Though I didn't always follow his advice, I always admired his auto acumen, which he earned. Built his own car, a sort of Model T, when he was 14. Joined the Marines at 19 and became a fighter pilot during World War II; then flew a helicopter in Korea.
Your father could drive a stick and a board, Mom used to say. After the service, he took to mechanical engineering like a cop to a red Ferrari. Designed patented systems that delivered fuel to ships at sea. This man has petrol in his veins. And until I was about 13, when it got too complicated, he could tell the year, make and model of any car on the road.
Even today, his idea of a fun night out is to go "tire kicking," his phrase for walking used-car lots, evaluating cars for their blue-book value, life left in the tires, mileage and upgrades. He loves to find a gem, even if he doesn't buy it, just so he can talk about it.
Even when we couldn't talk about anything else, Dad and I could talk always talk about cars. In fact the only advice he gave me about sex was in the garage one night.
"Axle grease is great stuff," I remember him saying. "Like sex, it's terrific in the right place, say in a marriage or on a differential, but in the wrong place it's just dirt and smut."
Axle grease. Sex. Got it.
So it was Dad I called, not Mom, when I took my brother's Camaro without permission--never mind a license--and literally drove it through a McDonald's. Somehow I knew my dad would understand my eagerness to drive. He did. It was the ineptness he couldn't grasp.
When I was in high school and wanted to swap my American Chevy Vega, which burned more oil than gas, for a cute (at the time made in Germany) Capri, Dad resisted. I persisted. Finally he surprised me and relented on his condition that I could no longer come to him for repairs. He was not going to invest in those foreign metric tools. I'd have to find another mechanic and pay for service. I bought and I paid.
Still, even when we differed, car talk was our shorthand for bigger stuff. When I was 17, I came home from school to find Dad home from work early and looking gray and clammy. Knowing that he would never seek medical help on his own and that Mom wouldn't be home from work for several hours, I lured him to my car, now a Mustang, by saying it was making a funny noise. I drove him to the nearest emergency room, where they treated him for a heart attack.

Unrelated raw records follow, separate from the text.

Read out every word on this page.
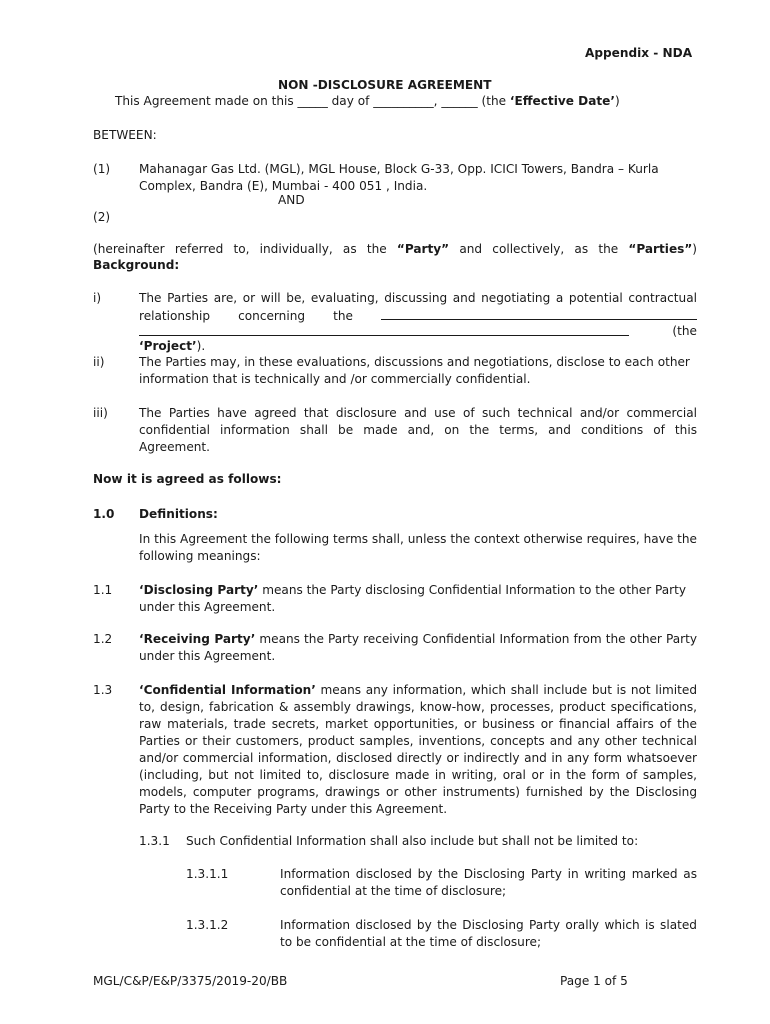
Appendix - NDA
NON -DISCLOSURE AGREEMENT
This Agreement made on this _____ day of __________, ______ (the ‘Effective Date’)
BETWEEN:
(1) Mahanagar Gas Ltd. (MGL), MGL House, Block G-33, Opp. ICICI Towers, Bandra – Kurla Complex, Bandra (E), Mumbai - 400 051 , India.
AND
(2)
(hereinafter referred to, individually, as the “Party” and collectively, as the “Parties”)
Background:
i)	The Parties are, or will be, evaluating, discussing and negotiating a potential contractual relationship concerning the
(the
‘Project’).
ii)	The Parties may, in these evaluations, discussions and negotiations, disclose to each other information that is technically and /or commercially confidential.
iii)	The Parties have agreed that disclosure and use of such technical and/or commercial confidential information shall be made and, on the terms, and conditions of this Agreement.
Now it is agreed as follows:
1.0 Definitions:
In this Agreement the following terms shall, unless the context otherwise requires, have the following meanings:
1.1 ‘Disclosing Party’ means the Party disclosing Confidential Information to the other Party under this Agreement.
1.2 ‘Receiving Party’ means the Party receiving Confidential Information from the other Party under this Agreement.
1.3 ‘Confidential Information’ means any information, which shall include but is not limited to, design, fabrication & assembly drawings, know-how, processes, product specifications, raw materials, trade secrets, market opportunities, or business or financial affairs of the Parties or their customers, product samples, inventions, concepts and any other technical and/or commercial information, disclosed directly or indirectly and in any form whatsoever (including, but not limited to, disclosure made in writing, oral or in the form of samples, models, computer programs, drawings or other instruments) furnished by the Disclosing Party to the Receiving Party under this Agreement.
1.3.1 Such Confidential Information shall also include but shall not be limited to:
1.3.1.1	Information disclosed by the Disclosing Party in writing marked as confidential at the time of disclosure;
1.3.1.2	Information disclosed by the Disclosing Party orally which is slated to be confidential at the time of disclosure;
MGL/C&P/E&P/3375/2019-20/BB	Page 1 of 5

He doesn't surrender easily. Which is why for the longest time he had this thing against Japanese and German cars. He remembered too vividly the war.

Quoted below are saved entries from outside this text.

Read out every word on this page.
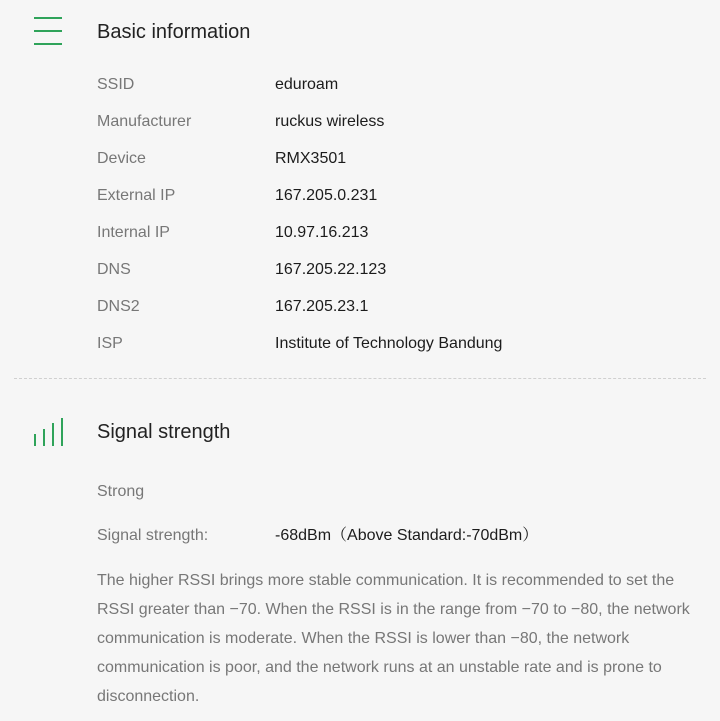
Basic information
SSID	eduroam
Manufacturer	ruckus wireless
Device	RMX3501
External IP	167.205.0.231
Internal IP	10.97.16.213
DNS	167.205.22.123
DNS2	167.205.23.1
ISP	Institute of Technology Bandung
Signal strength
Strong
Signal strength:	-68dBm（Above Standard:-70dBm）
The higher RSSI brings more stable communication. It is recommended to set the RSSI greater than −70. When the RSSI is in the range from −70 to −80, the network communication is moderate. When the RSSI is lower than −80, the network communication is poor, and the network runs at an unstable rate and is prone to disconnection.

"But, Dad," I would plead, "who cares, if they make a better car?"
"Their countries will never do for you what America has done." To my Dad, that's not a non sequitur. And though I've bought my share of foreign and American cars, I still like to run a prospect by Dad sometimes for his opinion and sometimes, as he would say, just to get his goat.
So the other day when I brought my kids over to play in Grandpa's yard, his Buick and Thunderbird out front, I said, "So, I'm thinking of buying a new car."
"Oh?" His eyebrows lift in interest.
"A 1980 450 SL Mercedes, 154,000 miles."
"I know it's old," I continue, "and that's a lot of miles, but it's so beautiful and you won't believe the price." Then his blue eyes squint, in that watery sparkly way they do when he's remembering something good.
"What color?" He asks.
"I almost bought one once," he said, surprising me again. "Light blue. Mint. Got to be the prettiest car on the road. A '78, I think, a lot fewer miles. I still think about that car."
He loses himself in a reverie all his own, then says, "You know the cars I remember? That red Dodge Charger, remember that? That was fun. And that 454 Olds. That looked like a sleeper, but I'd pull alongside some kid in a Cougar, and he wouldn't believe how fast I left the light."
"But it's an awful lot of miles, don't you think?" I ask, back to the Mercedes.
"Forget the miles, sweetheart. Buy memories."